Cinta adalah palsu. Bualan paling mesra yang menghanyutkan logika. Cinta adalah omong kosong setiap manusia yang berkedok mulia tapi sesungguhnya membawa derita.
“Mas Rendi?”
Terpaksa harus ramah, Dira memasang topeng kedua. Ia sambut kedatangan rekan kerja tujuan pertemuannya dengan senyum dan sapa. Bersama Rendi mereka berbasa-basi tentang kemari lewat mana dan macet di daerah mana.

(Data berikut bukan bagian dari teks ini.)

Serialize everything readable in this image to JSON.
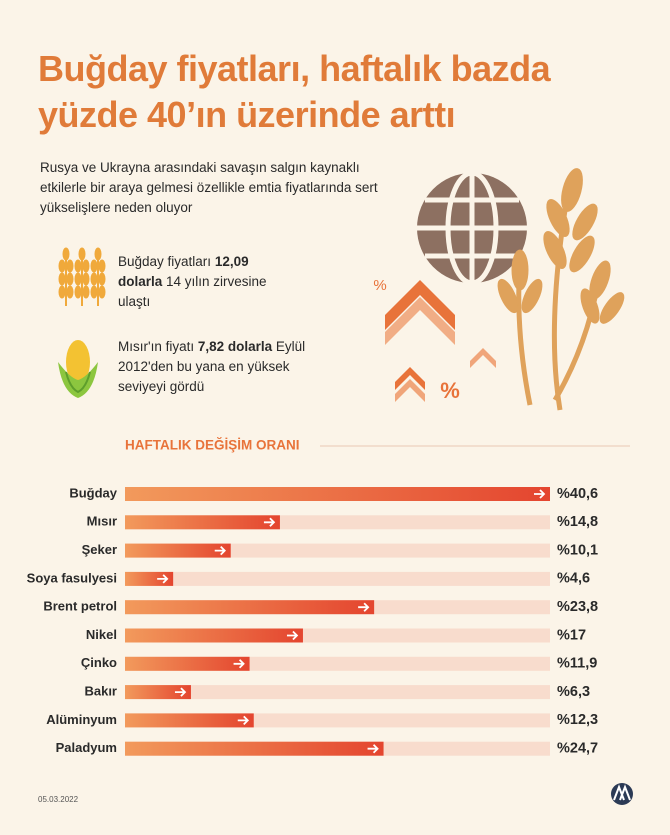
{
  "header": {
    "title_lines": [
      "Buğday fiyatları, haftalık bazda",
      "yüzde 40’ın üzerinde arttı"
    ]
  },
  "intro_lines": [
    "Rusya ve Ukrayna arasındaki savaşın salgın kaynaklı",
    "etkilerle bir araya gelmesi özellikle emtia fiyatlarında sert",
    "yükselişlere neden oluyor"
  ],
  "highlights": [
    {
      "before": "Buğday fiyatları ",
      "bold": "12,09 dolarla",
      "after": " 14 yılın zirvesine ulaştı"
    },
    {
      "before": "Mısır'ın fiyatı ",
      "bold": "7,82 dolarla",
      "after": " Eylül 2012'den bu yana en yüksek seviyeyi gördü"
    }
  ],
  "illustration": {
    "symbols": [
      "%",
      "%"
    ]
  },
  "chart_data": {
    "type": "bar",
    "orientation": "horizontal",
    "title": "HAFTALIK DEĞİŞİM ORANI",
    "categories": [
      "Buğday",
      "Mısır",
      "Şeker",
      "Soya fasulyesi",
      "Brent petrol",
      "Nikel",
      "Çinko",
      "Bakır",
      "Alüminyum",
      "Paladyum"
    ],
    "values": [
      40.6,
      14.8,
      10.1,
      4.6,
      23.8,
      17,
      11.9,
      6.3,
      12.3,
      24.7
    ],
    "value_labels": [
      "%40,6",
      "%14,8",
      "%10,1",
      "%4,6",
      "%23,8",
      "%17",
      "%11,9",
      "%6,3",
      "%12,3",
      "%24,7"
    ],
    "colors": [
      "#f29a5c",
      "#e4452f"
    ],
    "track_color": "#f8dccd"
  },
  "footer": {
    "date": "05.03.2022"
  }
}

“Baru ini saya ketemu istrinya Mas Rendi, ya,” sahut seorang pria tua ramah. Rambutnya dipenuhi uban, keningnya yang botak menunjukkan betapa sepuh pria itu menuntut ilmu.
“Ya, istri dan juga partner bisnis saya.” Rendi mengenalkan.
Dira tersenyum, inginnya kecut, tapi ditahan. Ia muak dengan pertemuan.
Makanan yang sudah lama dipesan kini hadir di hadapan, mereka lanjut berbincang setelah para pramusaji selesai menghidangkan. Pak Maulana memulai percakapannya tentang produk alat beratnya yang sering dipakai perusahaan negeri untuk menambang emas dan batubara. Kini perusahaannya sedang menambang di sebuah daerah di Kalimantan Timur, dalam waktu dekat proyeknya akan selesai dan dilanjut dengan konstruksi bangunan. “Kita ini jangan rakus, kalau bisa jadi perpanjangan tangan untuk rezeki orang, pasti jadi berkah.” katanya bijak.
Untuk beberapa alasan, Dira tidak terpukau sama sekali.
Rendi tampak mengangguk antusias, disertai senyuman disela kunyahan daging bebeknya. “Betul, pak, namanya bisnis harus bisa menguntungkan orang lain juga.”
Perbincangan berlanjut ke inti, Pak Maulana memulai konversasi pentingnya setelah menghabiskan makan siang. “Jadi bekas tambang, kan, harus ditutup, entah jadi area wisata atau bagaimana. Saya mau dibuat jalur, ada tempat wisata dan pemukiman warga. Lokasi tambang saya, kan, tidak jauh dari pusat kota, seharusnya bisa jadi tempat strategis untuk properti disana.”
Rendi menanggapi dengan baik, tapi Dira diliputi kecurigaan. Semua senyumnya palsu. Ia menantikan pernyataan yang sesungguhnya ia tak mau dengar sama sekali.
“Nanti Mas Rendi urus yang disana, ya.”
Rendi tertawa, ia menoleh istri minta persetujuan, “Insya Allah, pak Maulana, makanya saya bawa istri, nih, untuk bicarakan ini.”
Dira langsung menyahut, senyum ringannya dikuarkan sambil sesekali menoleh ke arah sang suami, “Tentu saja kita harus bicarakan ini dulu, ya kan, sayang?”
Rendi tersenyum, merasa ada yang tidak beres, “Nah, insya Allah bisa kita siapkan, pak, hanya saja untuk detailnya saya harus bicarakan dengan istri yang juga partner saya.” katanya langsung menatap calon mitra kerja, berupaya menciptakan isyarat ketegasan.
Si pria tua membetulkan letak kacamata, “Tapi istrinya sudah tahu, kan, kalau perusahaan kalian saya ikutkan tender ini dan saya pemodalnya?”